Kumar, who helped fuel some of the problems in the Harold and Kumar first film, does no less in this one beginning with smuggling an innovative bong (which gets confused with "bomb") on the plane and getting the two branded as terrorists.
After a brief stay at Guantanamo and an introduction to a sandwich that you won't find at Subway, the pair set out to clear their names. Along the way, they encounter and make us laugh at a thousand racial, sexual and cultural prejudices, biases, stereotypes and anything else you can imagine. From yuppie rednecks who live in the woods with their inbred son to Klansman who mistake both Harold and Kumar for Mexicans.
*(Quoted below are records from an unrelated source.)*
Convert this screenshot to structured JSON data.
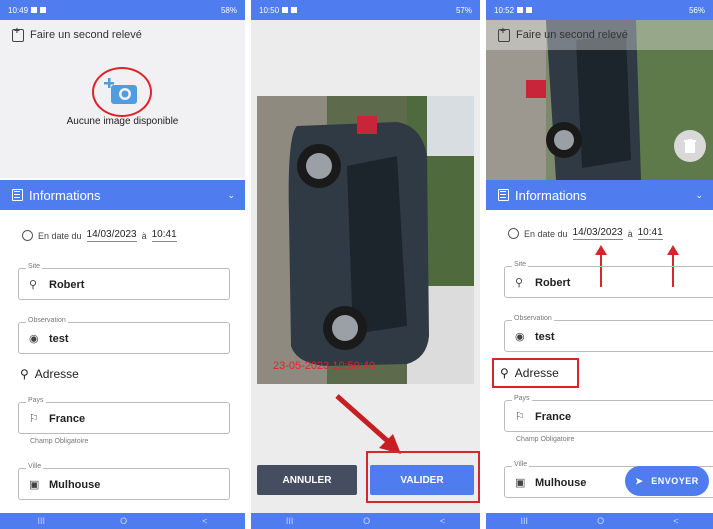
{
  "status": {
    "time1": "10:49",
    "time2": "10:50",
    "time3": "10:52",
    "battery1": "58%",
    "battery2": "57%",
    "battery3": "56%"
  },
  "form": {
    "title": "Faire un second relevé",
    "no_image": "Aucune image disponible",
    "section": "Informations",
    "date_prefix": "En date du",
    "date": "14/03/2023",
    "at": "à",
    "time": "10:41",
    "site_label": "Site",
    "site_value": "Robert",
    "obs_label": "Observation",
    "obs_value": "test",
    "address_heading": "Adresse",
    "pays_label": "Pays",
    "pays_value": "France",
    "required": "Champ Obligatoire",
    "ville_label": "Ville",
    "ville_value": "Mulhouse"
  },
  "preview": {
    "timestamp": "23-05-2023 10:50:40",
    "cancel": "ANNULER",
    "validate": "VALIDER"
  },
  "send_label": "ENVOYER",
  "nav": [
    "III",
    "O",
    "<"
  ],
  "colors": {
    "accent": "#4f7df0",
    "highlight": "#d6262c",
    "dark_button": "#454d60"
  }
}
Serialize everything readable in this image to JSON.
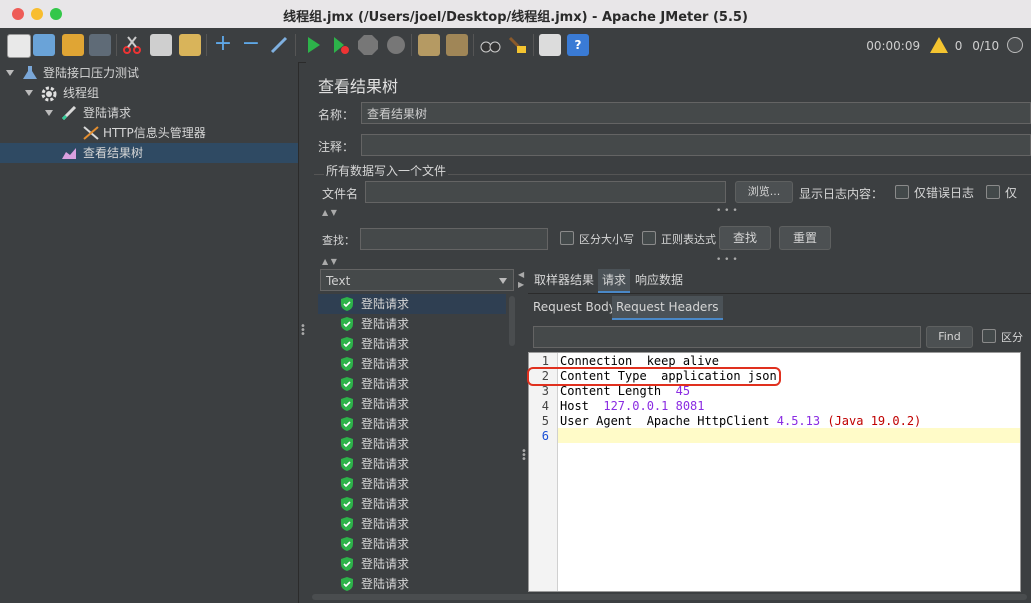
{
  "window": {
    "title": "线程组.jmx (/Users/joel/Desktop/线程组.jmx) - Apache JMeter (5.5)",
    "close_color": "#ee5c57",
    "minimize_color": "#f8bd2e",
    "zoom_color": "#33c749"
  },
  "toolbar": {
    "timer": "00:00:09",
    "warnings": "0",
    "threads": "0/10"
  },
  "tree": {
    "items": [
      {
        "label": "登陆接口压力测试",
        "icon": "flask-icon"
      },
      {
        "label": "线程组",
        "icon": "gear-icon"
      },
      {
        "label": "登陆请求",
        "icon": "pen-icon"
      },
      {
        "label": "HTTP信息头管理器",
        "icon": "wrench-icon"
      },
      {
        "label": "查看结果树",
        "icon": "chart-icon"
      }
    ]
  },
  "panel": {
    "title": "查看结果树",
    "name_label": "名称：",
    "name_value": "查看结果树",
    "comment_label": "注释：",
    "comment_value": "",
    "file_group_label": "所有数据写入一个文件",
    "filename_label": "文件名",
    "filename_value": "",
    "browse_label": "浏览...",
    "log_label": "显示日志内容：",
    "errors_only_label": "仅错误日志",
    "success_only_label": "仅",
    "search_label": "查找：",
    "search_value": "",
    "case_label": "区分大小写",
    "regex_label": "正则表达式",
    "find_button": "查找",
    "reset_button": "重置"
  },
  "renderer": {
    "selected": "Text"
  },
  "results": {
    "items": [
      "登陆请求",
      "登陆请求",
      "登陆请求",
      "登陆请求",
      "登陆请求",
      "登陆请求",
      "登陆请求",
      "登陆请求",
      "登陆请求",
      "登陆请求",
      "登陆请求",
      "登陆请求",
      "登陆请求",
      "登陆请求",
      "登陆请求"
    ]
  },
  "tabs": {
    "main": [
      "取样器结果",
      "请求",
      "响应数据"
    ],
    "sub": [
      "Request Body",
      "Request Headers"
    ]
  },
  "detail_search": {
    "value": "",
    "find_label": "Find",
    "case_label": "区分"
  },
  "editor": {
    "line_numbers": [
      "1",
      "2",
      "3",
      "4",
      "5",
      "6"
    ],
    "lines": [
      {
        "key": "Connection  keep alive",
        "val": "",
        "extra": ""
      },
      {
        "key": "Content Type  application json",
        "val": "",
        "extra": ""
      },
      {
        "key": "Content Length  ",
        "val": "45",
        "extra": ""
      },
      {
        "key": "Host  ",
        "val": "127.0.0.1 8081",
        "extra": ""
      },
      {
        "key": "User Agent  Apache HttpClient ",
        "val": "4.5.13",
        "extra": "(Java 19.0.2)"
      },
      {
        "key": "",
        "val": "",
        "extra": ""
      }
    ]
  }
}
Neil Patrick Harris delivers another tour de force as...NEIL PATRICK HARRIS! How an openly gay man can pull off playing an extreme mushroom taking, hooker branding ladies man that would make porn stars blush is beyond me, but he does it and then some.
John Cho and Kal Penn (Harold and Kumar, respectively) play off each other with a charm and goofiness that harkens back to the Hope & Crosby films. A true sign of a good buddy film is that you wish they were your buddies, too. Rob Corddry (The Daily Show) as an insane Homeland Security agent keeps the boys on the run while showing that he's ready for a show on his own. Sorry, John.
When movies advertise as being "laugh out loud funny," they're usually lying. I was in a crowded theatre and while most of the crowd probably never tried pot (myself included), the place was literally roaring with laughter. Also, while it's good to have seen Harold and Kumar Go To White Castle, you'll enjoy the movie just the same. Screenwriters (and now directors) Jon Hurwitz, Hayden Schlossberg do a magnificent job of staying true to the first film while taking a few chances with the sequel.
Will the boys be exonerated? Will Kumar be reunited with his true love? Will George Bush get higher than Google stock? Head to the theatres and find out. You'll be happy that you did.